As the first song faded into brushwork and random piano, applause flew towards the stage on great clattering wings. Moses suddenly imagined Gloria ducking, her hands thrown up around her ears. He was too preoccupied with this vision of his to clap. Or to notice that Elliot had slipped into the vacant seat beside him.

*

‘What’s up, Judas?’

Moses jumped. ‘Elliot. How long’ve you been there?’

‘Not long.’

‘Want a drink.’

‘I’ve got one.’

‘So what’s new?’ Moses had meant nothing by the question, but he watched it hook something big in Elliot.

Elliot’s head lifted. ‘Are you in any kind of trouble?’

Moses looked blank. ‘Not so far as I know.’

‘What I mean is, are you in any kind of trouble with the police?’

Moses grinned.

‘I’m serious.’ Elliot moved his shoulders inside his jacket. He tipped some brandy into his mouth, swallowed, and bared his teeth. ‘Last Saturday I had a visitor. It was right after you drove off in your car. He wanted to know if you lived here. He knew your name.’

‘Who was he?’

‘I don’t know. He was a big bastard. Wore one of those old check jackets that look like a dog’s thrown up on it. I reckon he was a copper. Plainclothes.’

‘What makes you think that?’

Elliot leaned back, pushed his empty glass around on the table. ‘You get to recognise the smell. Something about them. And that bloke, I smelt it on him right away.’

‘So what did you tell him?’

‘I didn’t tell him nothing. I told him to fuck off. Then he hit me.’

Moses’s eyes opened wide. ‘What d’you mean he hit you?’
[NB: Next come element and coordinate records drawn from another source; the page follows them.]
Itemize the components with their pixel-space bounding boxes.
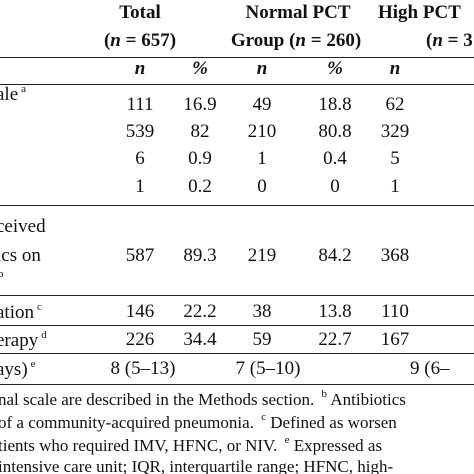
cell: 329 [380,121,410,142]
row-label: ale a [0,83,27,105]
column-subheader: (n = 657) [104,31,176,50]
cell: 22.7 [318,329,352,350]
header-text: = 260) [306,30,362,51]
cell: 13.8 [318,301,352,322]
cell: 368 [380,245,410,266]
cell: 219 [247,245,277,266]
cell: 22.2 [183,301,217,322]
cell: 587 [125,245,155,266]
rule [0,84,474,85]
header-text: n [295,30,307,51]
cell: 6 [135,148,145,169]
column-subheader: (n = 3 [426,31,473,50]
row-label: ays) e [0,358,36,380]
column-header: High PCT [378,2,461,23]
footnote-text: Expressed as [289,436,383,455]
cell: 146 [125,301,155,322]
cell: 539 [125,121,155,142]
header-text: = 3 [442,30,473,51]
row-label: ceived [0,216,46,237]
footnote-marker: b [321,388,328,400]
rule [0,384,474,385]
rule [0,57,474,58]
cell: 38 [252,301,272,322]
rule [0,325,474,326]
header-text: ( [103,30,111,51]
footnote-text: of a community-acquired pneumonia. [0,413,259,432]
cell: 8 (5–13) [110,358,176,379]
cell: 82 [190,121,210,142]
footnote: nal scale are described in the Methods s… [0,388,406,409]
footnote-marker: d [41,329,47,341]
stat-header: % [192,58,208,79]
stat-header: n [256,58,268,79]
cell: 18.8 [318,94,352,115]
cell: 110 [381,301,409,322]
footnote-text: tients who required IMV, HFNC, or NIV. [0,436,282,455]
footnote-marker: c [261,411,267,423]
footnote-marker: e [284,434,290,446]
cell: 0.9 [188,148,212,169]
footnote-marker: c [37,301,42,313]
row-label: erapy d [0,329,47,351]
cell: 7 (5–10) [235,358,301,379]
stat-header: % [327,58,343,79]
cell: 9 (6– [410,358,450,379]
cell: 62 [385,94,405,115]
cell: 84.2 [318,245,352,266]
footnote-text: intensive care unit; IQR, interquartile … [0,457,394,474]
footnote: tients who required IMV, HFNC, or NIV. e… [0,434,383,455]
footnote: intensive care unit; IQR, interquartile … [0,458,393,474]
row-label: ation c [0,301,42,323]
column-header: Total [119,2,161,23]
cell: 167 [380,329,410,350]
column-header: Normal PCT [245,2,351,23]
cell: 5 [390,148,400,169]
cell: 49 [252,94,272,115]
cell: 1 [135,176,145,197]
cell: 1 [257,148,267,169]
header-text: ( [426,30,433,51]
cell: 0.2 [188,176,212,197]
footnote-marker: b [0,268,4,280]
header-text: n [432,30,443,51]
rule [0,295,474,296]
footnote-text: Antibiotics [327,390,406,409]
rule [0,353,474,354]
header-text: = 657) [120,30,177,51]
cell: 34.4 [183,329,217,350]
row-label: ics on [0,245,41,266]
cell: 80.8 [318,121,352,142]
cell: 89.3 [183,245,217,266]
cell: 1 [390,176,400,197]
stat-header: n [389,58,401,79]
rule [0,205,474,206]
column-subheader: Group (n = 260) [231,31,361,50]
cell: 0 [330,176,340,197]
footnote-marker: a [21,83,27,95]
cell: 0 [257,176,267,197]
cell: 226 [125,329,155,350]
cell: 16.9 [183,94,217,115]
cell: 111 [126,94,154,115]
header-text: Group ( [230,30,296,51]
cell: 59 [252,329,272,350]
footnote-text: nal scale are described in the Methods s… [0,390,319,409]
header-text: n [110,30,121,51]
footnote: of a community-acquired pneumonia. c Def… [0,411,397,432]
stat-header: n [134,58,146,79]
footnote-text: Defined as worsen [266,413,397,432]
footnote-marker: e [30,358,36,370]
cell: 210 [247,121,277,142]
cell: 0.4 [323,148,347,169]
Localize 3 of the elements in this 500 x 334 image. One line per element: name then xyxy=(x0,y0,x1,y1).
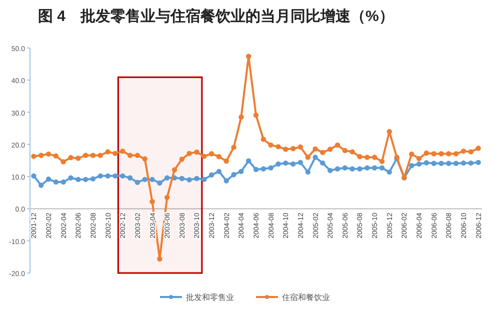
legend-label: 批发和零售业 xyxy=(186,293,234,302)
legend-label: 住宿和餐饮业 xyxy=(282,293,330,302)
chart-title: 图 4 批发零售业与住宿餐饮业的当月同比增速（%） xyxy=(38,7,394,25)
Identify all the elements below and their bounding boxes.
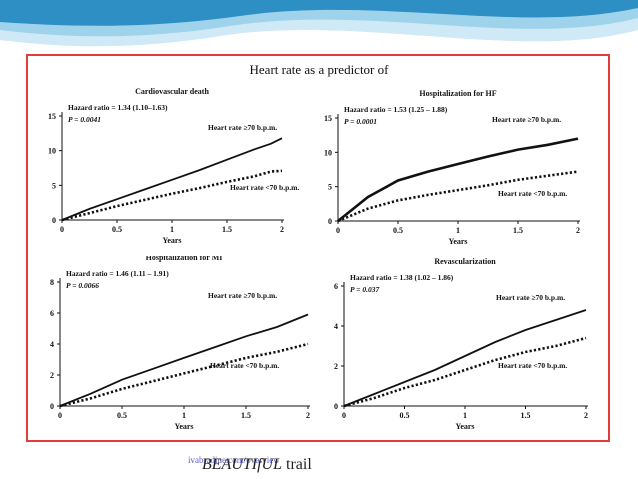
x-tick-label: 1.5 [222, 225, 232, 234]
x-tick-label: 0.5 [117, 411, 127, 420]
x-tick-label: 2 [280, 225, 284, 234]
x-tick-label: 1 [456, 226, 460, 235]
series-line-low-heart-rate [343, 336, 587, 408]
y-tick-label: 10 [324, 148, 332, 157]
y-tick-label: 4 [50, 340, 54, 349]
y-tick-label: 0 [334, 402, 338, 411]
y-tick-label: 4 [334, 322, 338, 331]
y-tick-label: 5 [328, 183, 332, 192]
legend-label-high-heart-rate: Heart rate ≥70 b.p.m. [208, 123, 277, 132]
y-tick-label: 8 [50, 278, 54, 287]
footer-brand-italic: BEAUTIfUL [202, 456, 282, 473]
p-value-label: P = 0.0066 [66, 281, 99, 290]
y-tick-label: 6 [334, 282, 338, 291]
p-value-label: P = 0.0001 [344, 117, 377, 126]
x-tick-label: 0 [342, 411, 346, 420]
series-line-high-heart-rate [343, 309, 587, 407]
legend-label-low-heart-rate: Heart rate <70 b.p.m. [210, 361, 279, 370]
hazard-ratio-label: Hazard ratio = 1.53 (1.25 – 1.88) [344, 105, 448, 114]
footer-brand: BEAUTIfUL trail [202, 456, 312, 474]
y-tick-label: 10 [48, 147, 56, 156]
chart-title: Hospitalization for HF [419, 89, 496, 98]
series-line-high-heart-rate [61, 137, 283, 221]
page-title: Heart rate as a predictor of [249, 62, 389, 77]
figure-frame [26, 54, 610, 442]
chart-hospitalization-hf: Hospitalization for HF 0 5 10 15 0 0.5 1 1.5 2 Yea… [324, 89, 580, 246]
y-tick-label: 0 [328, 217, 332, 226]
x-tick-label: 2 [576, 226, 580, 235]
x-tick-label: 1 [182, 411, 186, 420]
series-line-low-heart-rate [61, 169, 283, 222]
chart-hospitalization-mi: Hospitalization for MI 0 2 4 6 8 0 0.5 1 1.5 2 Year… [50, 256, 310, 431]
x-tick-label: 2 [584, 411, 588, 420]
x-tick-label: 1.5 [513, 226, 523, 235]
y-tick-label: 15 [48, 112, 56, 121]
x-axis-label: Years [448, 237, 467, 246]
legend-label-low-heart-rate: Heart rate <70 b.p.m. [230, 183, 299, 192]
x-tick-label: 1.5 [521, 411, 531, 420]
legend-label-high-heart-rate: Heart rate ≥70 b.p.m. [492, 115, 561, 124]
x-tick-label: 1.5 [241, 411, 251, 420]
x-tick-label: 0.5 [400, 411, 410, 420]
series-line-low-heart-rate [337, 170, 579, 223]
x-tick-label: 2 [306, 411, 310, 420]
hazard-ratio-label: Hazard ratio = 1.34 (1.10–1.63) [68, 103, 168, 112]
hazard-ratio-label: Hazard ratio = 1.38 (1.02 – 1.86) [350, 273, 454, 282]
series-line-low-heart-rate [59, 342, 309, 408]
footer-brand-rest: trail [282, 456, 312, 473]
legend-label-high-heart-rate: Heart rate ≥70 b.p.m. [496, 293, 565, 302]
x-tick-label: 0 [58, 411, 62, 420]
y-tick-label: 0 [50, 402, 54, 411]
x-axis-label: Years [174, 422, 193, 431]
wave-dark-band [0, 0, 638, 26]
footer-watermark: ivabradine.com/overview [188, 455, 280, 465]
y-tick-label: 6 [50, 309, 54, 318]
x-tick-label: 0 [60, 225, 64, 234]
x-tick-label: 0 [336, 226, 340, 235]
x-axis-label: Years [162, 236, 181, 245]
chart-title: Hospitalization for MI [146, 256, 223, 262]
x-tick-label: 0.5 [393, 226, 403, 235]
hazard-ratio-label: Hazard ratio = 1.46 (1.11 – 1.91) [66, 269, 169, 278]
footer: ivabradine.com/overview BEAUTIfUL trail [188, 452, 388, 476]
legend-label-high-heart-rate: Heart rate ≥70 b.p.m. [208, 291, 277, 300]
x-tick-label: 1 [463, 411, 467, 420]
legend-label-low-heart-rate: Heart rate <70 b.p.m. [498, 189, 567, 198]
p-value-label: P = 0.037 [350, 285, 379, 294]
p-value-label: P = 0.0041 [68, 115, 101, 124]
y-tick-label: 2 [334, 362, 338, 371]
series-line-high-heart-rate [59, 313, 309, 407]
chart-cardiovascular-death: Cardiovascular death 0 5 10 15 0 0.5 1 1.5 2 Years… [48, 87, 299, 245]
y-tick-label: 2 [50, 371, 54, 380]
y-tick-label: 5 [52, 181, 56, 190]
x-tick-label: 0.5 [112, 225, 122, 234]
chart-title: Cardiovascular death [135, 87, 209, 96]
chart-revascularization: Revascularization 0 2 4 6 0 0.5 1 1.5 2 Years Hazar… [334, 257, 588, 431]
legend-label-low-heart-rate: Heart rate <70 b.p.m. [498, 361, 567, 370]
x-tick-label: 1 [170, 225, 174, 234]
y-tick-label: 15 [324, 114, 332, 123]
chart-title: Revascularization [434, 257, 496, 266]
y-tick-label: 0 [52, 216, 56, 225]
series-line-high-heart-rate [337, 137, 579, 223]
x-axis-label: Years [455, 422, 474, 431]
‘He fucking hit me. Right in the guts. Took me by surprise, didn’t he.’

Elliot drained his glass.

Moses was up to the bar and back again with two brandies like a man on elastic.

‘That was the other thing,’ Elliot said. ‘The way he hit me, right? One, blokes like that, they don’t go around hitting people, not unless something’s really getting on their tits. Two, he knew how to hit. I mean, he had a punch. There was muscle under that jacket. Technique too. He was a copper all right. No question.’

Elliot turned towards the stage. He registered no emotion or feeling of any kind. His mind had travelled somewhere else. It had left his face vacant, the bolts drawn, the power switched off at the mains. He was looking at Gloria, but he wasn’t seeing her at all.

After a minute or two Moses said, ‘So you don’t know what this bloke wanted?’

‘He wanted you,’ Elliot said, without taking his eyes off the stage.

‘It could’ve been a mistake. Why would anyone want me?’

Elliot touched his solar plexus. ‘It didn’t feel like a mistake.’

‘You didn’t tell him anything, though?’

‘No,’ and now Elliot turned back to look at Moses, ‘but he knew.’

Fear flickered down through Moses’s body. He swallowed the rest of his brandy. ‘I wonder what he wants,’ he said.